Hitler’s wishes

Like many radical German nationalists, Adolf Hitler believed the lie that the German army had lost the First World War in 1918 because it had been “stabbed in the back” on the home front by traitors, Jews and criminals. During the Second World War, Hitler vowed that he would foil any domestic uprising through ruthless measures. As he explained in a speech to leading Nazi officials on 23 May 1942, concentration camps played a central role in his destructive vision.
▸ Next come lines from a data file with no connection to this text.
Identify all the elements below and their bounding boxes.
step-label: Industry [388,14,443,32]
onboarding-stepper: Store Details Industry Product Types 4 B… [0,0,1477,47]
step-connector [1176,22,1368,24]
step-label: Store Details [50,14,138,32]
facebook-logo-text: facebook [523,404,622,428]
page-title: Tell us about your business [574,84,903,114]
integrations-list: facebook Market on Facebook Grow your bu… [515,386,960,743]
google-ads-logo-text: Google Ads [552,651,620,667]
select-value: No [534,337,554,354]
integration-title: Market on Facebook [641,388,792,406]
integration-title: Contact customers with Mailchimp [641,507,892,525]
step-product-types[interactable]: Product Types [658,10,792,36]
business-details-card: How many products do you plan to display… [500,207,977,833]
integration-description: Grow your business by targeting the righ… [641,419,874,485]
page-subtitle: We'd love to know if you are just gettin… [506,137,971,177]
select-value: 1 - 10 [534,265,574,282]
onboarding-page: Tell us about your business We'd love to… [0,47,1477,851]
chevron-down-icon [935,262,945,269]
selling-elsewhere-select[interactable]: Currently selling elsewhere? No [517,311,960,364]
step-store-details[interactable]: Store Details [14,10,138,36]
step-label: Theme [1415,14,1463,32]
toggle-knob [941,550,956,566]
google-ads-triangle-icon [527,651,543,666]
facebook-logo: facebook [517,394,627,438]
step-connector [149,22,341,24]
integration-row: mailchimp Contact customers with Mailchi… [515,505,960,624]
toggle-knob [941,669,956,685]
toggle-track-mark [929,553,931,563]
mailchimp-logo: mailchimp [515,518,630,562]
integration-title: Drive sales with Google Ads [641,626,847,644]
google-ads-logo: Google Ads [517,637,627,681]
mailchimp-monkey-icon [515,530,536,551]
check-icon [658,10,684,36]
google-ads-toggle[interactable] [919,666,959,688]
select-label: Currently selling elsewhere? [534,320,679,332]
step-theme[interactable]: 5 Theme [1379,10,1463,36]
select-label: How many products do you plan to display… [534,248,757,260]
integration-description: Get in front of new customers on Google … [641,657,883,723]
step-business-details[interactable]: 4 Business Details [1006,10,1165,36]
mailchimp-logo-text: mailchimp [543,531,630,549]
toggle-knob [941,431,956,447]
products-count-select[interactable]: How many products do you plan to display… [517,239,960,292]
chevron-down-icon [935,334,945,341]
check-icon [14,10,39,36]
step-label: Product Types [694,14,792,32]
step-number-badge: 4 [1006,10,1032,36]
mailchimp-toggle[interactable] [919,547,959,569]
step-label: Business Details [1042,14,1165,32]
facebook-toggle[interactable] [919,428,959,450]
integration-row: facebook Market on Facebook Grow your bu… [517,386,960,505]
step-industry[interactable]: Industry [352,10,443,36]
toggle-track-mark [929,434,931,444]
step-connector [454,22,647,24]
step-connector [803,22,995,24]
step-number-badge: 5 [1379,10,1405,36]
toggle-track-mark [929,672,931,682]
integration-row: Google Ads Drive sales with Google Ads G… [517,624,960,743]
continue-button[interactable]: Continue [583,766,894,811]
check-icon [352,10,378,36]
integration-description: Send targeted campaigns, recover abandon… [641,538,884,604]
111 – Confidential speech by Adolf Hitler (recorded by Joseph Goebbels) on executing camp inmates, 1942

Hitler and Himmler at the 1938 Nuremberg rally

United States Holocaust Memorial Museum, courtesy of Estelle Bechoefer

There will never be a revolution if we protect ourselves from rebellious elements. In this context the Führer issues Himmler with an express order to the effect that if we should find ourselves faced with a really critical situation and there is a risk of the Reich sinking into chaos, then rather than letting the criminals in the concentration camps loose on the German population it will be his task to shoot them all. If this had been done in 1918 there wouldn’t have been a revolution; for it was only after the prison gates were opened that the revolution became dangerous. It is better to shoot the criminals than to leave a defenceless people, whose heroes are either at the front or have been killed, to their mercy.